The person in the passenger seat had already suggested that I’d be further ahead if I’d left the driving and parking to them.  If our places were reversed I’d find myself plopped at a place not of my choosing, I was told, and I’d be told to ”Draw something!”  there.   Instead of the driving and parking, my only problem would be finding the interesting element of the other person’s choice.    I didn’t jump at that offer.  I remarked that it was a good day for an outing and weren’t we having a fine time on our little ride?  And we were, actually.
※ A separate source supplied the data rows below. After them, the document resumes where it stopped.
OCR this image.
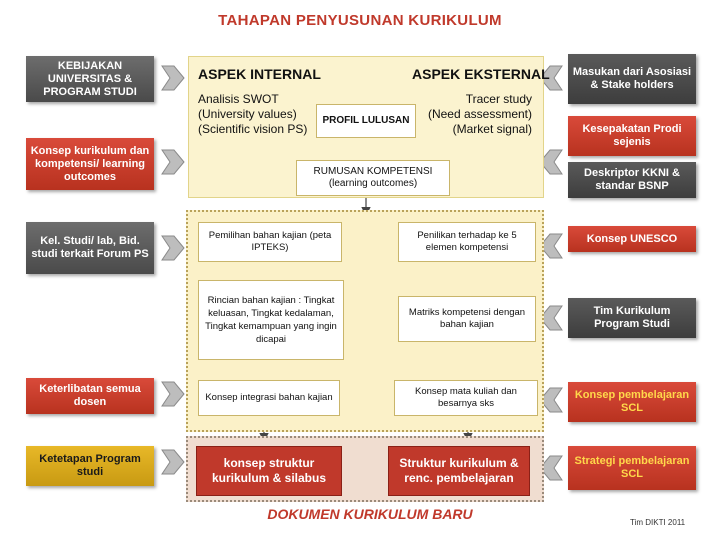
TAHAPAN PENYUSUNAN KURIKULUM
ASPEK INTERNAL	ASPEK EKSTERNAL
Analisis SWOT
(University values)
(Scientific vision PS)
Tracer study
(Need assessment)
(Market signal)
PROFIL LULUSAN
RUMUSAN KOMPETENSI (learning outcomes)
Pemilihan bahan kajian (peta IPTEKS)
Penilikan terhadap ke 5 elemen kompetensi
Rincian bahan kajian : Tingkat keluasan, Tingkat kedalaman, Tingkat kemampuan yang ingin dicapai
Matriks kompetensi dengan bahan kajian
Konsep integrasi bahan kajian
Konsep mata kuliah dan besarnya sks
konsep struktur kurikulum & silabus
Struktur kurikulum & renc. pembelajaran
KEBIJAKAN UNIVERSITAS & PROGRAM STUDI
Konsep kurikulum dan kompetensi/ learning outcomes
Kel. Studi/ lab, Bid. studi terkait Forum PS
Keterlibatan semua dosen
Ketetapan Program studi
Masukan dari Asosiasi & Stake holders
Kesepakatan Prodi sejenis
Deskriptor KKNI & standar BSNP
Konsep UNESCO
Tim Kurikulum Program Studi
Konsep pembelajaran SCL
Strategi pembelajaran SCL
DOKUMEN KURIKULUM BARU
Tim DIKTI 2011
The drawing was fun, too though the sketches that I did while staying in the warmth of the car aren’t ones that I am really pleased with.  I’d already lectured myself about relaxing expectations of what I produced and reminded myself that the real pleasure of sketching isn’t the drawings that result, but the lovely absorbtion in an interesting past time that sketching is.  I’ve only started drawing again in the last few months after years of not using my eyes, mind, and hands for it and I hope and intend that I’ll improve a lot before next year’s Sketchcrawl.  It’s lovely of you to diplomatically refrain from remarking that I have a lot of improving to do.  It doesn’t really matter, though.  It really was a lovely day and all of that improving means that I’ll have many more like it.
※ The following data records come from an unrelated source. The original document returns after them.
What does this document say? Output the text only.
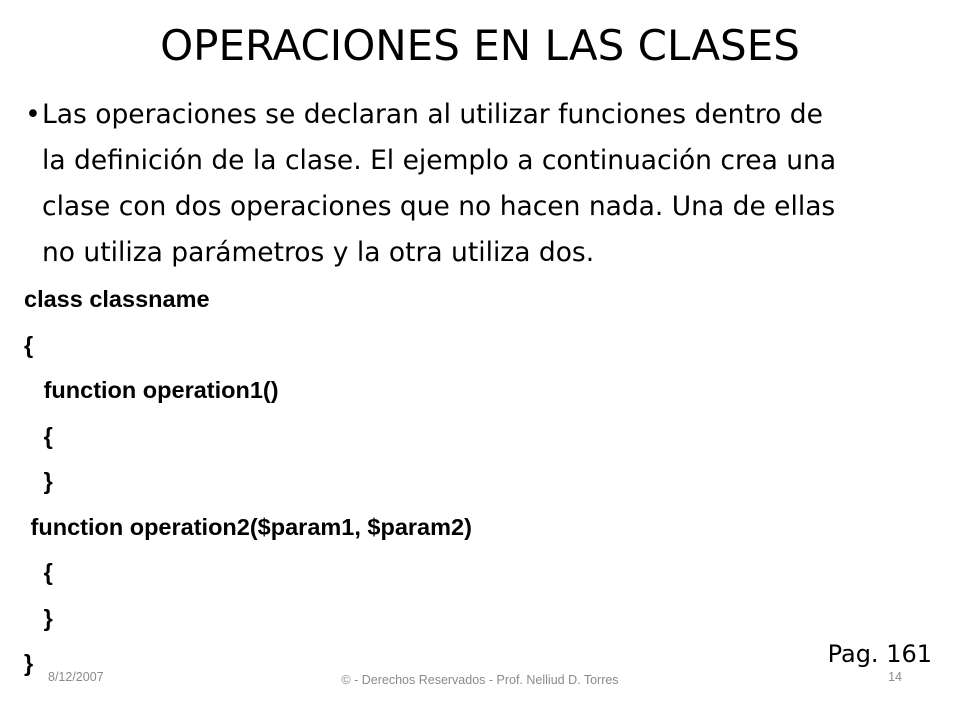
OPERACIONES EN LAS CLASES
• Las operaciones se declaran al utilizar funciones dentro de
la definición de la clase. El ejemplo a continuación crea una
clase con dos operaciones que no hacen nada. Una de ellas
no utiliza parámetros y la otra utiliza dos.
class classname
{
function operation1()
{
}
function operation2($param1, $param2)
{
}
}	Pag. 161
8/12/2007	© - Derechos Reservados - Prof. Nelliud D. Torres	14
Here’s one drawing, done with a too-soft 6B pencil.  I just didn’t want to stop long enough to get something better out.

And then the phone rang and I had to go home

Easter-ly thoughts

March 22, 2008

How deep is the Easter snow this year?

Thigh high, that’s how deep.

It’s as pure and white as a lily, it’s looks as soft as a sweet fluffy lamb but it’s not really the stuff of Easter. . Girls will wear worn winter boots with their filmy blossom bright-colored Easter dresses to church services tomorrow and their mothers will risk pinning delicate corsages on the outside of their coats, dashing through slush and puddle trenches in the parking lot, dodging dirty splashes from car tires rolling past them. Young boys will have a first experience ruing being subject to a woman’s lust for fashion at the expense of common sense; the shorts that looked to charming in the little boys’ section of the department store weren’t displayed on legs that suffered from winter wind. You can’t blame a mother for dreaming of her own son looking cute in them on a sunny spring Sunday. When she thought “Easter” she thought of warm breezes, not sleety blasts. It’s been a longer than usual, colder than usual, twice as snowy as usual winter and perhaps Mom’s good sense was frozen out of her somewhere around the Valentine’s Day blizzard. Ready or not, boy knees, here comes your Easter outfit.
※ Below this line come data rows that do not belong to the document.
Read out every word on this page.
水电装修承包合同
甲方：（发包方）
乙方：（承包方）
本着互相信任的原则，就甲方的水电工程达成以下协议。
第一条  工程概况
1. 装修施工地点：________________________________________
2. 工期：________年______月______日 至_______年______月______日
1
We could have had popsicle hunts this year instead of egg hunts. It wouldn’t be hard to hide the eggs, you understand; just dig a hole and stow the colored egg in it, cover it up with snow and you’re done with it. No need to look for hiding places among tulip foliage or in grassy patches. There are no tulips, the grass is still weighted down and inaccessible. The low drone coming through the closed windows is from snowblowers, not lawn mowers. The first robin of spring trilled yesterday from a branch outside my bedroom window. He was a fine sight, but he did look a bit disheartened. This isn’t his idea of proper homecoming weather. It’s a pity that robins don’t know how to mine for worms; a flock could dig a shaft down through the snow to the frozen ground and down further to the worms, a bonanza for the grime-streaked birdies.

Forgive my mental meanderings. Waiting for the snowplow to dig us out leaves me plenty of time to sit here and dream up all kinds of fantasies: Flowers, sunshine, and Easter outings in flirty skirts, a new season’s leaves and the scent of spring in the air.